The Crumbling Defense: Inconsistency and the Critique of Institutional Failure
The civil proceedings regarding the death of Scott Spivey have exposed a profound rift between local prosecutorial findings and judicial scrutiny. Initially, the Horry County Solicitor’s Office declined to pursue criminal charges, shielding the defendants under the assumption that the incident was a textbook application of self-defense. This decision, however, was challenged by the Spivey family’s wrongful-death litigation. During the evidentiary hearing on February 20, 2026, Judge Eugene Griffith systematically dismantled Charles Weldon Boyd’s defense, noting that the physical evidence—including forensic data and 911 audio—rendered the defendant’s narrative legally untenable.
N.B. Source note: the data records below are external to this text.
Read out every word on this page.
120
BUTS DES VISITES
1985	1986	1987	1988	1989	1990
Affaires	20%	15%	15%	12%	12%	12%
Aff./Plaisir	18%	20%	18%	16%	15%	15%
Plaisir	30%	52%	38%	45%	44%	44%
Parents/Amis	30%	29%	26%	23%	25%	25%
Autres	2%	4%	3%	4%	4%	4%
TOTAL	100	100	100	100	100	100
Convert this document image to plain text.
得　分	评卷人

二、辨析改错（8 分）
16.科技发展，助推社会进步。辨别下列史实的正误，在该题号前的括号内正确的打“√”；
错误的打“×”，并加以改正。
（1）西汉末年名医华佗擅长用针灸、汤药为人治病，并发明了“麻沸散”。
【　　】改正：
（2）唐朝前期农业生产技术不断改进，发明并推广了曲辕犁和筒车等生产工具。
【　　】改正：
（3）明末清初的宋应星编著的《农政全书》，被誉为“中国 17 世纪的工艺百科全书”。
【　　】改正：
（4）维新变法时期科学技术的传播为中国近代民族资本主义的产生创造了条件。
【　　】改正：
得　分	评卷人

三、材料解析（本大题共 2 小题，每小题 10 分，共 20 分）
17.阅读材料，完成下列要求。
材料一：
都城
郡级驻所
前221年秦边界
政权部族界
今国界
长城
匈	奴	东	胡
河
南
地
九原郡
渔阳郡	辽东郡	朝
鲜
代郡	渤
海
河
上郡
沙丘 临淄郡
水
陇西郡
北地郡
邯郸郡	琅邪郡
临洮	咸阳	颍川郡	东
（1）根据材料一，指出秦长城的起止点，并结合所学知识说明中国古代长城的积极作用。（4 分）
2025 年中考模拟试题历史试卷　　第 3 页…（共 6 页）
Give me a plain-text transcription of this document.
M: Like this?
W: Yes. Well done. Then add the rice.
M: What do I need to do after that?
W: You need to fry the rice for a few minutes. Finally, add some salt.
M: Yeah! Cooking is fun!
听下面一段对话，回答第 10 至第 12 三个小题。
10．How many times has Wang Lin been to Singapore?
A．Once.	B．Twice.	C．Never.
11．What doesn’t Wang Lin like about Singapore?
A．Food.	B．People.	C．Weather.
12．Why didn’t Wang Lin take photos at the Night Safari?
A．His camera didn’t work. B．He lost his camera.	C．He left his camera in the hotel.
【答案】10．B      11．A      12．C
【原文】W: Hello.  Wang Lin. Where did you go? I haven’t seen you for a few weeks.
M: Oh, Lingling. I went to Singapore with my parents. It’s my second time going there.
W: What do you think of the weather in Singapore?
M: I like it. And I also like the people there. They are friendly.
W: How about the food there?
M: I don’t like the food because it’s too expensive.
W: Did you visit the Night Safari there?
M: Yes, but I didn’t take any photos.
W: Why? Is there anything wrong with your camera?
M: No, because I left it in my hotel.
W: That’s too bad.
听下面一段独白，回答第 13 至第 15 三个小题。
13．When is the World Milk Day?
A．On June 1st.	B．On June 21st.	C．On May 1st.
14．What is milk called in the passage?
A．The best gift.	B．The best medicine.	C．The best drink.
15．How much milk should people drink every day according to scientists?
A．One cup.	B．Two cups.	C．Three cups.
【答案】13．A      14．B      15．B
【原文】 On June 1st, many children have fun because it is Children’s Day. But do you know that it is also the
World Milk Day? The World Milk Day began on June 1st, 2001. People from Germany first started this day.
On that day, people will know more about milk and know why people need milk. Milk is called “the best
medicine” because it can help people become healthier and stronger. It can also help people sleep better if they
The judge’s ruling creates a significant legal precedent for road-rage cases in South Carolina, emphasizing that «Stand Your Ground» is not a blanket authorization for violence. While Boyd now faces a civil jury, the pending decision on Kenneth Williams’ immunity keeps the case in a state of partial suspension. The proceedings have also turned into a platform for condemning the original investigation. Attorney Mark Tinsley highlighted a troubling disparity between the information available to the Attorney General’s Office and the evidence actually processed by local authorities. Tinsley’s accusation—that officials willfully ignored a «mountain of evidence»—suggests that the initial failure to prosecute was rooted in institutional bias rather than a lack of incriminating facts.